The idleness of shadows
DFTPTMMYAIN, part 3 – The. 2022. Christof Migone.
Earlier this year, I was one of the twelve artists invited by the Canadian artist and writer, Christof Migone to take part in his 12-year project: Different From The One Place Time Mood Mindset You Are In Now.
With a knowing nod to Alvin Lucier’s, I am sitting in a room (1969) the invitation was to participate in, The: the third word and part, of Christof’s annual dozen. Like Lucier’s magnetic room, The, composes its form from an instructed action:
Room you are not in. Room where you usually make (sounds, images, objects, etc.), but that is currently running on idle. Idling in unintentional sounds. Room is lit but faded in and out after the fact (I will do the fade in fadeout). Camera captures room or detail (up to you), only one position throughout. Presence might be felt but is not present. You were there and you will be there again, but you are not there now.
The room where I make is spare, small and recently painted. It’s also the place where I keep and shelve the things I made and make with. On a desk in the corner there is an iMac with one Sonic Egg studio monitors on either side. An old straw hat perches ergonomically on the left-hand egg.
The room has one window. When the iMac is on stand-by or off, the window is reflected in its screen; the dusty emptiness of the room behind made visible through the glass darkly. On sunny winter days, the light from the window casts shadows on the wall opposite, shadows that breath slowly in and out of perceptibility. I use these shadows as an opportunity to stop and stare and let myself dawdle in their idleness.
I made two films in response to the instruction. In the first and selected film, the stare of my iPhone is fixed on the wall where shadows appear. I pressed record, left the room and closed the door to. Twelve minutes or so later I returned to press stop. The twelve minutes recorded are uneventful. Shadows are slight and fleeting. The distant spin of a washing machine whines through its cycle. A draft from the open window, pushes and pulls the room ajar, creating spontaneous creaks, which occasionally synchronise with the fluctuations in light and less light.

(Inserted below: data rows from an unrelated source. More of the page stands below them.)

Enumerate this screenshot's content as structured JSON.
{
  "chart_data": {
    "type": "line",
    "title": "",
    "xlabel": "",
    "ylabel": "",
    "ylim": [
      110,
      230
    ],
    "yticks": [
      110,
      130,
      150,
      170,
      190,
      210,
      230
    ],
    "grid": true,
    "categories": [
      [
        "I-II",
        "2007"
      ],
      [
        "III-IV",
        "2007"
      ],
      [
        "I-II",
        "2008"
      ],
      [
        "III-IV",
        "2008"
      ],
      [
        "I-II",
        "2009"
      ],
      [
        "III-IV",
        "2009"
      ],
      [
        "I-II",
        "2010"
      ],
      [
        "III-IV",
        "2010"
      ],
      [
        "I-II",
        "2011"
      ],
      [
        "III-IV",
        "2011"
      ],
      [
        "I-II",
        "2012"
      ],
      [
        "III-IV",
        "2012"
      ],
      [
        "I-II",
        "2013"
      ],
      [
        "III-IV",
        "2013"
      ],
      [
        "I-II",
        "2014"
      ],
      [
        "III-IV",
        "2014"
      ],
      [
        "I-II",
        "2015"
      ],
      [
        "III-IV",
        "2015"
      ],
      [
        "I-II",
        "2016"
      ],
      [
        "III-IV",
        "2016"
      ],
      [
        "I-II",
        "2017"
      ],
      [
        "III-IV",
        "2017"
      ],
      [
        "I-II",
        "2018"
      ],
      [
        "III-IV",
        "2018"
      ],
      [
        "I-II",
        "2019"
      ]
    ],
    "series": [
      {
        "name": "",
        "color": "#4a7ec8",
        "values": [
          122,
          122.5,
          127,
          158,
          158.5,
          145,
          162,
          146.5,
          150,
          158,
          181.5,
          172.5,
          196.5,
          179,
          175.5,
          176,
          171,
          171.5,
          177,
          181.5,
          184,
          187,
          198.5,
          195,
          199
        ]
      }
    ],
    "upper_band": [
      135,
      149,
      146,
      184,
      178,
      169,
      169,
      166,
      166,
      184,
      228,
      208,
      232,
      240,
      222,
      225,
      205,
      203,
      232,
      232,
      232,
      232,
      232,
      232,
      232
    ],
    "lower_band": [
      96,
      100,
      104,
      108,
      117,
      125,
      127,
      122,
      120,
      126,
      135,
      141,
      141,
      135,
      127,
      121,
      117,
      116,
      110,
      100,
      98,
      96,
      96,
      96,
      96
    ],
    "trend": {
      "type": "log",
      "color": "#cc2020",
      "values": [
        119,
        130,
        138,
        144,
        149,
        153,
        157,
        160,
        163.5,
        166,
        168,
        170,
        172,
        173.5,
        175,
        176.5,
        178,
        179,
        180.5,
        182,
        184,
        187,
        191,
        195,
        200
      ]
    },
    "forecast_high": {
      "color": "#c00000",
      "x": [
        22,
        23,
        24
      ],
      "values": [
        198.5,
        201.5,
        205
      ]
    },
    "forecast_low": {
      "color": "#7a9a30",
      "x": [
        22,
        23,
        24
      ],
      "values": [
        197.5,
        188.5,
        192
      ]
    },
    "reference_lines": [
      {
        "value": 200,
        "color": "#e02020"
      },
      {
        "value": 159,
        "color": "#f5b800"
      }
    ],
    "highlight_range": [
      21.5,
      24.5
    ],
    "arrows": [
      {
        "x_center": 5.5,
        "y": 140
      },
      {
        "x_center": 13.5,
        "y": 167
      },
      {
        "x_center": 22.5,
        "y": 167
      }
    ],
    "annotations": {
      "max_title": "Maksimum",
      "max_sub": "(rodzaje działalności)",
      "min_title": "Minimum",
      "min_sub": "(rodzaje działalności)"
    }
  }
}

In a more composed second attempt at idleness, I fixed the stare of the iPhone upon the iMac screen. I muted the microphone, and started a metronome before leaving the room, to return twelve minutes later and press stop. Visible through the blizzard of dust which covers the screen, the reflection of the metronome keeps time silently. An occasional particle of dust, drifting through the air is caught in the sunlight of the silenced room. This silence is replaced with the audible draft of the previous twelve minutes. The silent metronome announces and measures loss, whilst time creaks and idles in the dust.
In the late winter of 2021, sitting in front of the dim mirror of the iMac screen, I started to experience a bright and recurring flash in my left eye. Unlike the stained-glass spiral scotoma of a normal migraine, this light was briefly white and peripheral. Some days later drops of liquid dilated the aperture of my pupil and the attentive lens of the optometrist found a small tear in the retina of my left eye. As if to celebrate my visual field was immediately flooded with millions of black dots. That evening in a small, dark and automatically locked room, small bursts of a laser welded a line around the edge of my retina, the light so bright that my left eye seemed to lose the notion of sight.
Through winter 2021 and spring 2022, there were four more tears and four more laser surgeries to weld my retina back into place. This has left my vision full of floaters, the remains of cells, casting their shadows on my retina. Like the wall and iMac screen, my visual field is full of dust and the idleness of shadows.